We first went to get 24 new plates, 36 cups, and 3 Thermoses. This would allow her to serve a larger audience, and the higher quality of plates makes a better impression on her customers. The flasks she can put hot milk in to use for tea.
Next we made our way to buy six new pots, all the while dodging people carrying ten mattresses on their heads or semi trucks pushing their way through the crowd. Having more pots means cooking more food and attracting more customers.
After that, we made our way through the sea of people (I held Anna’s hand to avoid drowning in it) and drove to the plastic store.

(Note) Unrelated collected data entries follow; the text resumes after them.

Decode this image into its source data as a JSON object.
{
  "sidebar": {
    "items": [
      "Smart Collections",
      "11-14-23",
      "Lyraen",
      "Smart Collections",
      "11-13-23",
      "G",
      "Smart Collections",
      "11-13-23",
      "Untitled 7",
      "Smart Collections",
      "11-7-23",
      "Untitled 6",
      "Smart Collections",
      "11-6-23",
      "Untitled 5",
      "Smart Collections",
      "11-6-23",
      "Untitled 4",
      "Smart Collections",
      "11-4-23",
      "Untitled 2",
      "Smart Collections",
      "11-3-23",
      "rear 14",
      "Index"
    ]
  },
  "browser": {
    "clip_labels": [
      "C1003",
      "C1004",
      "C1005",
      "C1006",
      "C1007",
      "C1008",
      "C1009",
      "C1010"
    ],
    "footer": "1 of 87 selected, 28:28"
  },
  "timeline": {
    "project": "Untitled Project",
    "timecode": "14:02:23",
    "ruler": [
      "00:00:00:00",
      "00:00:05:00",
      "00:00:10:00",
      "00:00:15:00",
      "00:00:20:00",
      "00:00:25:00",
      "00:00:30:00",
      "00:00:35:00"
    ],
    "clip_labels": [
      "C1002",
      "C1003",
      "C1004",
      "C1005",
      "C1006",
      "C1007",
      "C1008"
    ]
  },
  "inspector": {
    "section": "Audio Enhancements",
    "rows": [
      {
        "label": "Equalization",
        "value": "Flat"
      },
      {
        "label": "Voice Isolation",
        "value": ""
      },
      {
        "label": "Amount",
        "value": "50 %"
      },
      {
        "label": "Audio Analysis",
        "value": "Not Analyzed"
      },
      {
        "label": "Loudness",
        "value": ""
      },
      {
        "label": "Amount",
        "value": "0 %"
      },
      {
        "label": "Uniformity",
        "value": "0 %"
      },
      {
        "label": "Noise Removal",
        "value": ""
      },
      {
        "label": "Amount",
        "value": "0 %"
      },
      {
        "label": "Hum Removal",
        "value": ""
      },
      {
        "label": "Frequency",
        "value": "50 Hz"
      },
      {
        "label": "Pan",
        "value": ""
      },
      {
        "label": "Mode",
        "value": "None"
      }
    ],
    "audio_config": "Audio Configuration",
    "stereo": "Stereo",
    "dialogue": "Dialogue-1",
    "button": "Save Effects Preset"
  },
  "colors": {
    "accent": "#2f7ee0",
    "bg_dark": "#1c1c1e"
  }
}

This store, filled with plastic, was guarded by an askari, an armed security guard. This plastic paradise was a shiny, air conditioned room, filled with colourful chairs, tables, clothes hangers, and teapots (Calen felt the chemicals drifting through the air). She chose 12 blue chairs and a beige table. With smiles on our faces, we strapped them to the top of the van and made our way back to her restaurant.
She was very thankful. As she loaded her new things into her stall, other women from the community began to come up, hugging her and congratulating her on her sponsorship. All are excited to have a meal there.
As we drove away, the last thing I saw was the smile on her face and a wave. Part of the Mama Nguvu project is that after a year, she will be expected to invest in another woman in her community. This will ensure sustainability for the years to come. Hopefully next year we can return and stop by for lunch.